One of the big announcements from the recent E3 was that Square Enix’s long mooted remake of the classic Final Fantasy VII video game will be released next year. And the differences to the original are jaw-dropping.
Its difficult to remember quite how ground-breaking the original Final Fantasy VII was when it was released in 1997 on the original Sony PlayStation. While anyone who played it has a great deal of fondness for the title and its narrative, the years have not been kind to it. To be fair, they’ve not been kind to any titles from that period, but anyone who loaded up FFVII as part of the PlayStation Mini offering last Christmas will have been largely baffled what all the fuss was about.
Admittedly it was a bad emulation, but blobby low-poly models working through a seemingly endless and depressingly linear script featuring extremely limited interaction with the landscape and the objects around them, was not quite the nostalgia fest many of us had in mind. Which is probably why the announcement that developer Square Enix is remaking it for the PlayStation 4 with a release date of next March set the recent E3 games show on fire to quite the extent it did. In a way they’re giving us the game the way it always played out in our heads, but this time Midgar will be onscreen in all its dystopian glory.
What was especially cool about the material shown in the demo reel at E3 too was that it was all so familiar. While this is no mere HD retread of existing code, the rebooted game has the same narrative so that some of the opening scenes you see in the new game are the same as the old one. This lets you really understand the difference the last 23 years have made. It’s different to think of an analogue to the film world as progress has been so swift, but add 100 years onto that number and you’re probably in the right ballpark.
Have a look at the video put together by the GameXplain team to see what we mean.

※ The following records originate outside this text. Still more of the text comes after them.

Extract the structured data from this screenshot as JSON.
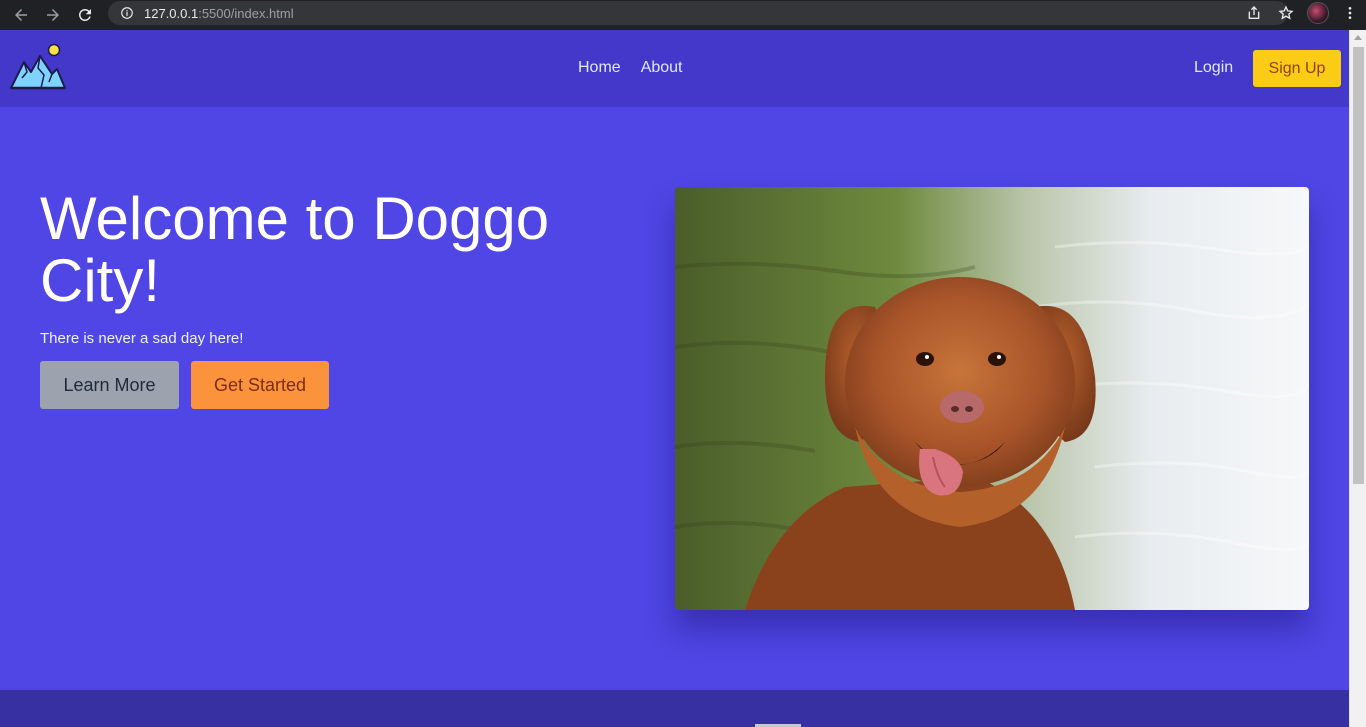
{
  "browser": {
    "url_host": "127.0.0.1",
    "url_rest": ":5500/index.html"
  },
  "nav": {
    "links": [
      "Home",
      "About"
    ],
    "login": "Login",
    "signup": "Sign Up"
  },
  "hero": {
    "title": "Welcome to Doggo City!",
    "subtitle": "There is never a sad day here!",
    "learn_more": "Learn More",
    "get_started": "Get Started"
  },
  "colors": {
    "page_bg": "#4f46e5",
    "nav_bg": "#4338ca",
    "signup_bg": "#facc15",
    "learn_bg": "#9ca3af",
    "start_bg": "#fb923c"
  }
}
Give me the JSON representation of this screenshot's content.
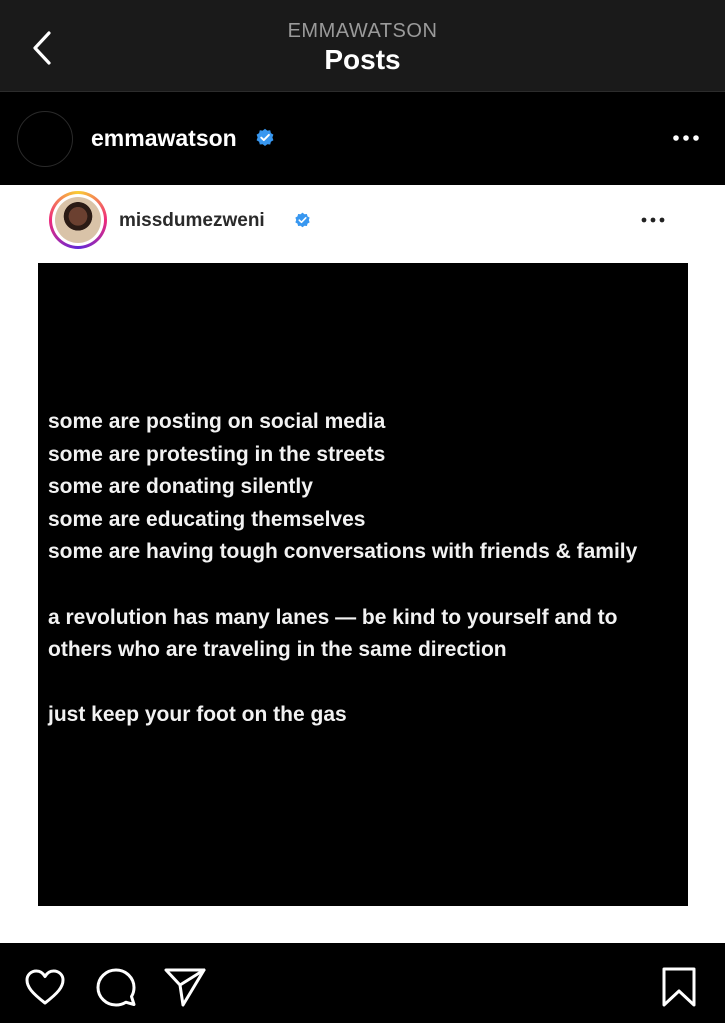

Perhaps the most astonishing thing about this though is that it is all being put together with current technology. The game will come out on the PS4, a machine which in console terms is verging on the geriatric, and was created using the Unreal Engine 4, which is also a very known quantity in modern CG. Square is just managing to wring out every ounce of optimisation from the technology. And it’s not just the pre-rendered scenes either: the gameplay footage we’ve seen so far is nigh on seamless.
Where all this goes next with the yet-to-be-announced PS5, which persistent rumour has turning up at the end of 2020, is unknown: possibly yet further into the Uncanny Valley and into even larger and more immersive open worlds. Certainly the specs of the next gen Xbox, codenamed Project Scarlett, due out next year suggest we will see another leap in onscreen quality, seeing as it features a custom-designed CPU based on AMD’s Zen 2 and Radeon RDNA architecture delivering 8K gaming and up to 120fps, ray tracing, variable refresh rate support and more.
Now it has to be said that photorealism isn’t the be all and end all of computer games. Nintendo proved that once and for all with Zelda: Breath of the Wild, which creates a stylised open world universe for players to lose themselves in and is widely considered one of the best games ever made (arguably the E3 news that the next in that series is in development for the Nintendo Switch overshadowed even the FFVII announcement).
But the graphics advancements are only part of it too. The original FFVII saw characters interact fitfully with sporadic in-game objects against pre-rendered backdrops; the new open world Midgar will be built from objects. The gameplay has been overhauled, and everything is bigger; the original game came on three CD-ROM discs; the remake will come on two Blu-rays but, and here’s the rub, those two discs only represent the first part of the remake and cover the adventures in Midgar alone. The Overworld and the other 80% or so of the game will be contained in future instalments. These Midgar adventures in turn will be expanded to fill the game time that is expected from premium titles nowadays.
And given the development cycles attached to premium titles nowadays that means that future instalments of the game will take place on the PS5 as well. The Final Fantasy VII remake won’t just let us compare far flung generations of machines; it will let us analyse the differences between the ones we can buy in the here and now.